Наконец в купе выключили свет, и мальчика со скандалом уложили спать. Словесный бой между зятем и тещей перешел в режим окопной перестрелки из мелкокалиберных орудий с глушителями. Туркунов уже выучил наизусть историю семейной жизни несчастливых Изабеллы Никифоровны, Анатолия, Панкратика и его мамы. Но повторение – мать учения. Кроме того, кое-какие детали, часто интимного характера, противники приберегли до утра. Перестрелка продолжилась на железнодорожной заре под завывание Панкрата. Ребенок не желал кушать ни яичко, протягиваемое заботливой бабушкой, ни колбасу, которую подбрасывал с другого конца матерщинник-папа.
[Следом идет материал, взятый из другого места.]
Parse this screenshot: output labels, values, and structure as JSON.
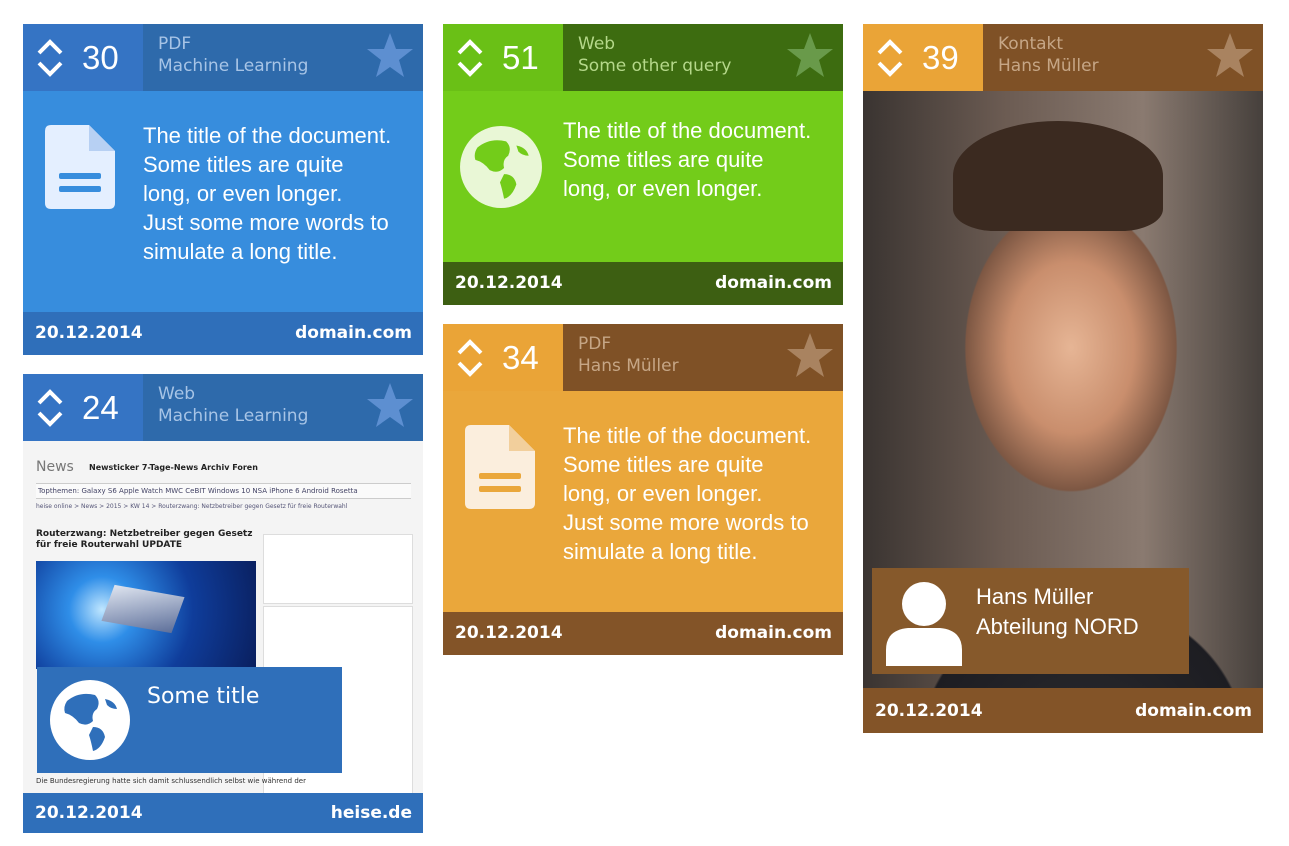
{
  "cards": [
    {
      "score": "30",
      "type": "PDF",
      "query": "Machine Learning",
      "title_lines": [
        "The title of the document.",
        "Some titles are quite",
        "long, or even longer.",
        "Just some more words to",
        "simulate a long title."
      ],
      "date": "20.12.2014",
      "domain": "domain.com",
      "colors": {
        "score": "#3574c4",
        "meta": "#2e6aab",
        "body": "#378ddd",
        "footer": "#2f6fba"
      }
    },
    {
      "score": "24",
      "type": "Web",
      "query": "Machine Learning",
      "overlay_title": "Some title",
      "date": "20.12.2014",
      "domain": "heise.de",
      "screenshot": {
        "brand": "News",
        "nav": "Newsticker   7-Tage-News   Archiv   Foren",
        "topics": "Topthemen:      Galaxy S6    Apple Watch    MWC    CeBIT    Windows 10    NSA    iPhone 6    Android    Rosetta",
        "crumb": "heise online  >  News  >  2015  >  KW 14  >  Routerzwang: Netzbetreiber gegen Gesetz für freie Routerwahl",
        "headline": "Routerzwang: Netzbetreiber gegen Gesetz für freie Routerwahl UPDATE",
        "bottom": "Die Bundesregierung hatte sich damit schlussendlich selbst wie während der"
      },
      "colors": {
        "score": "#3574c4",
        "meta": "#2e6aab",
        "footer": "#2f6fba"
      }
    },
    {
      "score": "51",
      "type": "Web",
      "query": "Some other query",
      "title_lines": [
        "The title of the document.",
        "Some titles are quite",
        "long, or even longer."
      ],
      "date": "20.12.2014",
      "domain": "domain.com",
      "colors": {
        "score": "#6ac016",
        "meta": "#3d6c10",
        "body": "#73cc1a",
        "footer": "#3d5f12"
      }
    },
    {
      "score": "34",
      "type": "PDF",
      "query": "Hans Müller",
      "title_lines": [
        "The title of the document.",
        "Some titles are quite",
        "long, or even longer.",
        "Just some more words to",
        "simulate a long title."
      ],
      "date": "20.12.2014",
      "domain": "domain.com",
      "colors": {
        "score": "#eaa437",
        "meta": "#7f5126",
        "body": "#eaa73b",
        "footer": "#835428"
      }
    },
    {
      "score": "39",
      "type": "Kontakt",
      "query": "Hans Müller",
      "person_name": "Hans Müller",
      "person_dept": "Abteilung NORD",
      "date": "20.12.2014",
      "domain": "domain.com",
      "colors": {
        "score": "#eaa437",
        "meta": "#7f5126",
        "footer": "#835428",
        "box": "#86592b"
      }
    }
  ]
}
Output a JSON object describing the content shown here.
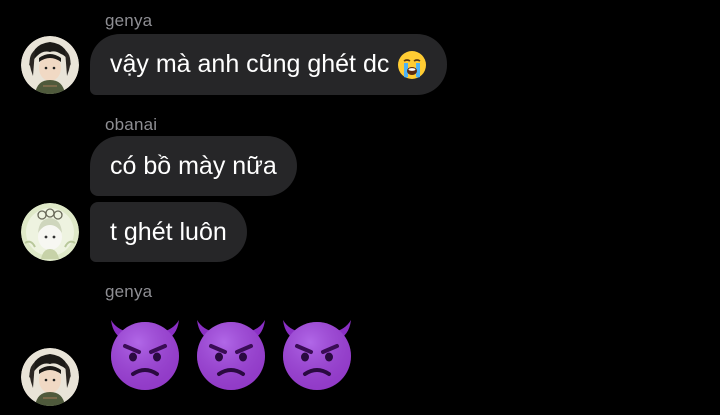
{
  "messages": [
    {
      "sender": "genya",
      "text": "vậy mà anh cũng ghét dc",
      "emoji": "loudly-crying-face"
    },
    {
      "sender": "obanai",
      "texts": [
        "có bồ mày nữa",
        "t ghét luôn"
      ]
    },
    {
      "sender": "genya",
      "emojis": [
        "angry-face-with-horns",
        "angry-face-with-horns",
        "angry-face-with-horns"
      ]
    }
  ],
  "colors": {
    "background": "#000000",
    "bubble": "#262628",
    "sender_name": "#8e8e93",
    "text": "#ffffff",
    "devil_purple": "#9a3fd0"
  }
}
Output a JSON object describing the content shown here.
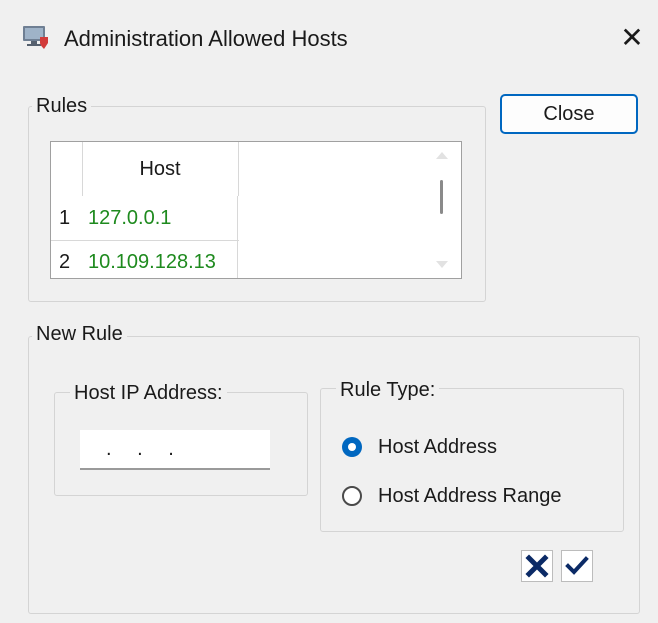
{
  "window": {
    "title": "Administration Allowed Hosts",
    "app_icon": "computer-shield-icon",
    "close_icon": "close-icon",
    "close_glyph": "✕"
  },
  "rules": {
    "group_label": "Rules",
    "column_header": "Host",
    "rows": [
      {
        "num": "1",
        "host": "127.0.0.1"
      },
      {
        "num": "2",
        "host": "10.109.128.13"
      }
    ],
    "host_text_color": "#1e8a1e"
  },
  "close_button": {
    "label": "Close",
    "accent": "#0067c0"
  },
  "new_rule": {
    "group_label": "New Rule",
    "host_ip": {
      "label": "Host IP Address:",
      "value": " . . ."
    },
    "rule_type": {
      "label": "Rule Type:",
      "options": [
        {
          "label": "Host Address",
          "selected": true
        },
        {
          "label": "Host Address Range",
          "selected": false
        }
      ]
    },
    "cancel_icon": "x-mark-icon",
    "confirm_icon": "check-mark-icon",
    "icon_color": "#0b2a66"
  }
}
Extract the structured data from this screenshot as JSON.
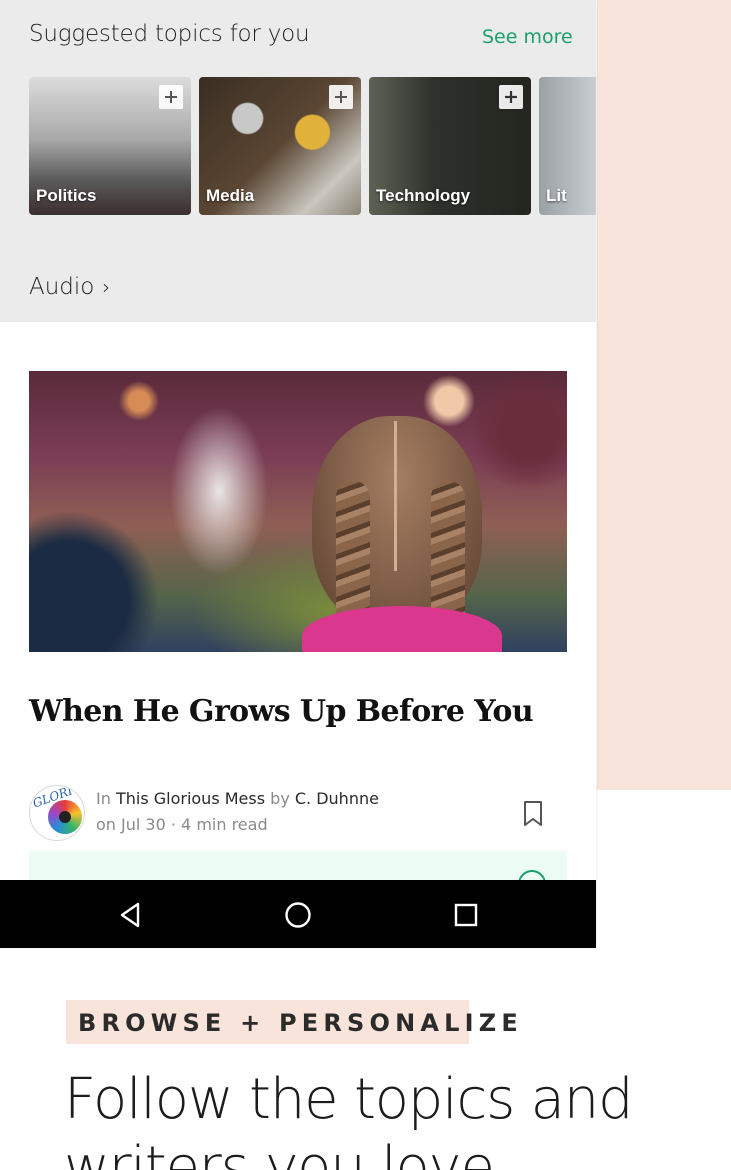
{
  "suggested": {
    "title": "Suggested topics for you",
    "see_more": "See more",
    "topics": [
      {
        "label": "Politics"
      },
      {
        "label": "Media"
      },
      {
        "label": "Technology"
      },
      {
        "label": "Lit"
      }
    ]
  },
  "audio": {
    "label": "Audio",
    "chevron": "›"
  },
  "article": {
    "title": "When He Grows Up Before You",
    "in_prefix": "In",
    "publication": "This Glorious Mess",
    "by_prefix": "by",
    "author": "C. Duhnne",
    "date": "on Jul 30",
    "separator": "·",
    "read_time": "4 min read",
    "publication_logo_text": "GLORI"
  },
  "promo": {
    "badge": "BROWSE + PERSONALIZE",
    "headline": "Follow the topics and writers you love"
  },
  "colors": {
    "accent_green": "#1aa06d",
    "peach": "#f8e4da",
    "section_gray": "#ebebeb"
  },
  "icons": {
    "topic_add": "plus-icon",
    "bookmark": "bookmark-icon",
    "nav_back": "back-triangle-icon",
    "nav_home": "home-circle-icon",
    "nav_recent": "recent-apps-square-icon"
  }
}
С неприглянувшимися ему продуктами Панкратик поступал просто: швырял в стены с небольшого детского размаха. Туркунову удалось пару раз увернуться – до того как долька помидора попала ему аккурат за шиворот. Выловив томат в районе пупка, Туркунов вернул его хозяевам и на том решил покинуть купе. Кормление Панкратика входило в фазу, опасную для здоровья окружающих. Еще больше пугала миллионера реакция нервного Анатолия на индифферентность тещи к проблемному поведению ее внука. Туркунов рассчитывал постоять в коридоре полчаса, пока все уляжется. Но оно не улеглось до самой Москвы. Анатолий орал не хуже Панкратика. Изабелла Никифоровна каждые пятнадцать минут выскакивала в коридор в рыданиях, но, утерев нос и взглянув на испуганного Туркунова, бросалась обратно с гримасой матроса Железняка. Проводник решил было вмешаться, но получил удар колесом и предпочел ретироваться, пока Панкратик не применил остальные запчасти доломанного им от скуки пластмассового трактора.
Наконец за окном показались разбомбленные подростками вагоны и покореженные бетонные плиты, воткнутые в грязь как свечки в шоколадный торт. «Столица нашей Родины» – догадался Туркунов. Он хотел вздохнуть с облегчением, но вышло наоборот – с напряжением. Получился даже какой-то нервный смешок. Покорение Туркуновым Москвы начиналось.